I'm currently trying to create a WGAN implementation with gradient penalty in keras following the setup here: https://keras.io/examples/generative/wgan_gp/. However, I have modified this to generate time series using RNNs.

The time series in the training set are of variable lengths, so I am training the model using train_on_batch with one time series at a time.

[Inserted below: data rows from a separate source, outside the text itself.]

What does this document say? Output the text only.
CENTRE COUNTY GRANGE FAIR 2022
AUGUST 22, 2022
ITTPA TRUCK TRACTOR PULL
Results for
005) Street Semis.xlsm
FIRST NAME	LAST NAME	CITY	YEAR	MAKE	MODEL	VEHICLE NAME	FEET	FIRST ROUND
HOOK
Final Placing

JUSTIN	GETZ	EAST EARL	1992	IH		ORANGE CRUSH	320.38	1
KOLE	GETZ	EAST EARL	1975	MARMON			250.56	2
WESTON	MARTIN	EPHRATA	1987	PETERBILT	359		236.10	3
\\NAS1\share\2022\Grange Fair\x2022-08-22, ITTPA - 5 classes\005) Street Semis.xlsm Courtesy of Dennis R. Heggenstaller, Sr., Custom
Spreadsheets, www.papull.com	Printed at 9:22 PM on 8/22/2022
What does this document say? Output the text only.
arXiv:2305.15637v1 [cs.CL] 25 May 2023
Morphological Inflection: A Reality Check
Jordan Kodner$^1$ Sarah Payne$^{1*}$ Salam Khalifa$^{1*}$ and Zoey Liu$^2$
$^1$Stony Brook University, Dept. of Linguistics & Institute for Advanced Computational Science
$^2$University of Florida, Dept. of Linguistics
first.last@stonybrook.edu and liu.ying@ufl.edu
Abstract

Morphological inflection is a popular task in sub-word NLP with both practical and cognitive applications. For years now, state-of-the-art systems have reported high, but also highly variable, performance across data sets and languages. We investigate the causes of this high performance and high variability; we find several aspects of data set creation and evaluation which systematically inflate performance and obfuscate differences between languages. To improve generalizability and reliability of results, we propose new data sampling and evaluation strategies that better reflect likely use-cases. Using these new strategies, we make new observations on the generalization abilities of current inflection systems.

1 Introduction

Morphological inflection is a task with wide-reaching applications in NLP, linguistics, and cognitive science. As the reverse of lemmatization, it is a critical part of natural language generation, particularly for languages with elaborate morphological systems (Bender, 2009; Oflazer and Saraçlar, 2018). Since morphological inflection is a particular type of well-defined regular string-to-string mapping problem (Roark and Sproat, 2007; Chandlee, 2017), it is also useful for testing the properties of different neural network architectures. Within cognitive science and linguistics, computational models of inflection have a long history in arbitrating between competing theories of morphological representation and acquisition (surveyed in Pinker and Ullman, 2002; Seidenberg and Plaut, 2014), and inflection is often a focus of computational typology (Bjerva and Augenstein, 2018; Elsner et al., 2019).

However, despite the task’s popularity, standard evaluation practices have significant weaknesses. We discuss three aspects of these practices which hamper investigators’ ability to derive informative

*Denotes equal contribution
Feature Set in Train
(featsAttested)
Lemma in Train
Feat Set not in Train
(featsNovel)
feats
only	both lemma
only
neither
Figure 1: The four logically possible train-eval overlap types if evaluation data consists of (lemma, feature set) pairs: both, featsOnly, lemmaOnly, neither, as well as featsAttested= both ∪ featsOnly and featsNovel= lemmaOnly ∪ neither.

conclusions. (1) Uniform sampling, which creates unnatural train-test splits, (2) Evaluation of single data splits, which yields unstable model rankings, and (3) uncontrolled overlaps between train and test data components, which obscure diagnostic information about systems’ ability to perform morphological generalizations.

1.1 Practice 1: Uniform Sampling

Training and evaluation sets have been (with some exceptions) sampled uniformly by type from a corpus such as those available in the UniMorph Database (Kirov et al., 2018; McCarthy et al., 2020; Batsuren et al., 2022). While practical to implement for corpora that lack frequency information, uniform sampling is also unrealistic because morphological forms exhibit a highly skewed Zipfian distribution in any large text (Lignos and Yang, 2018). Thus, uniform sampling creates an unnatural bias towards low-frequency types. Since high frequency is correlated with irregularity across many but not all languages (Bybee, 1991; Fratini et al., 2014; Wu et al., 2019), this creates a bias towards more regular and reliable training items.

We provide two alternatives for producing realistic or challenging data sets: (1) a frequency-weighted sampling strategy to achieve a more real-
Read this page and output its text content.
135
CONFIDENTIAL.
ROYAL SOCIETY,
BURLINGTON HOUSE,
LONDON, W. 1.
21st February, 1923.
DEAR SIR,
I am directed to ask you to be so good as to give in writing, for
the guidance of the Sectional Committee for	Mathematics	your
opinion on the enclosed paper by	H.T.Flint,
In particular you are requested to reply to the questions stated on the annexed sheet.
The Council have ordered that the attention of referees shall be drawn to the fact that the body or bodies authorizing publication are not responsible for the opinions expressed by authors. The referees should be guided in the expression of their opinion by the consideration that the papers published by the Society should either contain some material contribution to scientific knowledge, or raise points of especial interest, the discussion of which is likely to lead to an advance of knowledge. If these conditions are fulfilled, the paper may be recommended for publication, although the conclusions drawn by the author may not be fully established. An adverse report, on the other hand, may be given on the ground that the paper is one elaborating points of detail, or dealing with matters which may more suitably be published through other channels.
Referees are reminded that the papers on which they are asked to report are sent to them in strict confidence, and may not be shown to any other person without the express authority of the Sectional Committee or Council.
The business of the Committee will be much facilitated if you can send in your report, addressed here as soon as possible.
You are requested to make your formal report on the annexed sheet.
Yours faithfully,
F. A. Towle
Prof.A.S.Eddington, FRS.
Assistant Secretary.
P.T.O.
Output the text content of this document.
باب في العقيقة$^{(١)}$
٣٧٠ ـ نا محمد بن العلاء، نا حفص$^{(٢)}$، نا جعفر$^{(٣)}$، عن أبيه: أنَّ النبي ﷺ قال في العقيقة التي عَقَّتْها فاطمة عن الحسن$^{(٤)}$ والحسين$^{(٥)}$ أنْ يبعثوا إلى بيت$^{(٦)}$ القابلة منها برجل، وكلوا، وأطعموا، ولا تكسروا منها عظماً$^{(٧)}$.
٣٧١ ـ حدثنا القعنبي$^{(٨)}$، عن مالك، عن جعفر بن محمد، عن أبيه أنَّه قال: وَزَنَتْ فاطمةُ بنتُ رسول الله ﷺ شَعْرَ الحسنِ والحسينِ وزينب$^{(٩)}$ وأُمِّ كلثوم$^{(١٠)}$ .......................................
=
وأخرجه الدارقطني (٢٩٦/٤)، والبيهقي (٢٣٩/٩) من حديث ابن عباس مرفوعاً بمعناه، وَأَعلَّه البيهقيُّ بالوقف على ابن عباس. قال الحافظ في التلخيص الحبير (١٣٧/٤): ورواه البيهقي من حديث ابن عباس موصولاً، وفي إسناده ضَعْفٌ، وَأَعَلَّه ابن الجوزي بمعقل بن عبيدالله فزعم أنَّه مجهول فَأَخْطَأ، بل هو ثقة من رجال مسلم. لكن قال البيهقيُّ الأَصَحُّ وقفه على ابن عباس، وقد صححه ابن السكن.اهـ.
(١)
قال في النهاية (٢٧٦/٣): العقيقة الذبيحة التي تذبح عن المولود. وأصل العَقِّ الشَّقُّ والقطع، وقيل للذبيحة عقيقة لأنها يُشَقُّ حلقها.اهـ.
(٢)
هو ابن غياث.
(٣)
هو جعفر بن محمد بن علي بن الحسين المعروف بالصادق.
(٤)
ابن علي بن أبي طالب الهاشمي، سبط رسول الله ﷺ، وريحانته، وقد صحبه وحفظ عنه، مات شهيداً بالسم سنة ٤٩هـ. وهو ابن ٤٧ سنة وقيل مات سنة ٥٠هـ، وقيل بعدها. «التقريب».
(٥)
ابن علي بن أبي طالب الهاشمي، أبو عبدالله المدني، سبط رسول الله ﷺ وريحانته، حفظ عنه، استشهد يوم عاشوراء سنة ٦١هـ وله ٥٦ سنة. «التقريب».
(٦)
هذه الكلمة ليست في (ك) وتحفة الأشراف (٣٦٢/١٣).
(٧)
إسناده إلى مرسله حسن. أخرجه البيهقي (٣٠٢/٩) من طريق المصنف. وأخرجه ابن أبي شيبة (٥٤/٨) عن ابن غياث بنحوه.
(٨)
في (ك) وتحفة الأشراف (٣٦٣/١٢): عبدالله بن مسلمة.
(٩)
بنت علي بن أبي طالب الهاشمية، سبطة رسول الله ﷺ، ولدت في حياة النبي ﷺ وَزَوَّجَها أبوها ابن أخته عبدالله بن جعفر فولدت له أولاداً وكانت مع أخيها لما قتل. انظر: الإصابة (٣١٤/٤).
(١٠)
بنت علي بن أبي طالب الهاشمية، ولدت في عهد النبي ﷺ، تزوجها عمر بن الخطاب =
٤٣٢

I have modified the train_step function in the code linked above to handle this, with the new function given by

    def train_step(self, X):
        if isinstance(X, tuple):
            X = X[0]
        batch_size = X.get_shape()[0]
        timesteps = X.get_shape()[1]

        for i in range(self.d_steps):
            # Get the latent vector
            noise = tf.random.normal((batch_size, self.latent_dims))
            noise = tf.reshape(noise, (batch_size, 1, self.latent_dims))
            noise = tf.repeat(noise, timesteps, 1)
            with tf.GradientTape() as tape:
                fake_images = self.generator(noise, training=True)
                fake_logits = self.discriminator(fake_images, training=True)
                real_logits = self.discriminator(X, training=True)

                d_cost = self.d_loss_fn(real_img=real_logits, fake_img=fake_logits)
                gp = self.gradient_penalty(batch_size, X, fake_images)
                d_loss = d_cost + gp * self.gp_weight

            d_gradient = tape.gradient(d_loss, self.discriminator.trainable_variables)
            self.d_optimizer.apply_gradients(
                zip(d_gradient, self.discriminator.trainable_variables)
            )

        noise = tf.random.normal((batch_size, self.latent_dims))
        noise = tf.reshape(noise, (batch_size, 1, self.latent_dims))
        noise = tf.repeat(noise, timesteps, 1)
        with tf.GradientTape() as tape:
            generated_data = self.generator(noise, training=True)
            gen_img_logits = self.discriminator(generated_data, training=True)
            g_loss = self.g_loss_fn(gen_img_logits)

        gen_gradient = tape.gradient(g_loss, self.generator.trainable_variables)
        self.g_optimizer.apply_gradients(
            zip(gen_gradient, self.generator.trainable_variables)
        )
        return {"d_loss": d_loss, "g_loss": g_loss}

and run this using

for epoch in epochs:
    names = train_df.names.unique()
    for batch in nbatches:
        name = names[batch]
        X = train_df[train_df.name == name].values
        X = X[:, 1:] # removes name column
        X = X.reshape((1, *X.shape))
        wgan.train_on_batch(X)

Here, train_df is just a pandas dataframe filled with 12 columns containing values between 0 and 1 (these contain the observations in the time series) and a 13th column which just contains the name of each time series to separate out the data (this is the first column).

The idea of this is that for each time series, the first part of train_step will generate noise with the same number of timesteps as the time series which ensures that the generated data is the same shape as the real data.

The number of timesteps is supposed to be given by X.get_shape()[1]. For the first iteration, X is a numpy array of shape (1, 18, 12) and when passed to train_step the size of the tensor X is also (1, 18, 12) which means that the variable timesteps is set to 18 by timesteps = X.get_shape()[1] as expected. For this second iteration, X is a numpy array of shape (1, 15, 12) and this also works as expected. However, on the third iteration X is a numpy array of shape (1, 13, 12) and when passed to train_step the shape is now (1, None, 12) which means that timesteps is set to None and the code then doesn't work.

I'm very confused why X.get_shape() works correctly at the start but not after the third iteration and can't find a fix. Basically I just need to set timesteps to the correct value, I was also thinking of maybe passing in the value as a separate variable to ensure this value is correct rather than relying on get_shape but can't think of a way to do that. Can anyone suggest why get_shape starts returning None after 2 iterations and how to avoid it? If you've got this far, thanks very much for reading and apologies for the length!


Solution

  • Try changing:

    timesteps = X.get_shape()[1]
    

    To:

    timesteps = tf.shape(X)[1]
    

    to get the dynamic shape of X during training.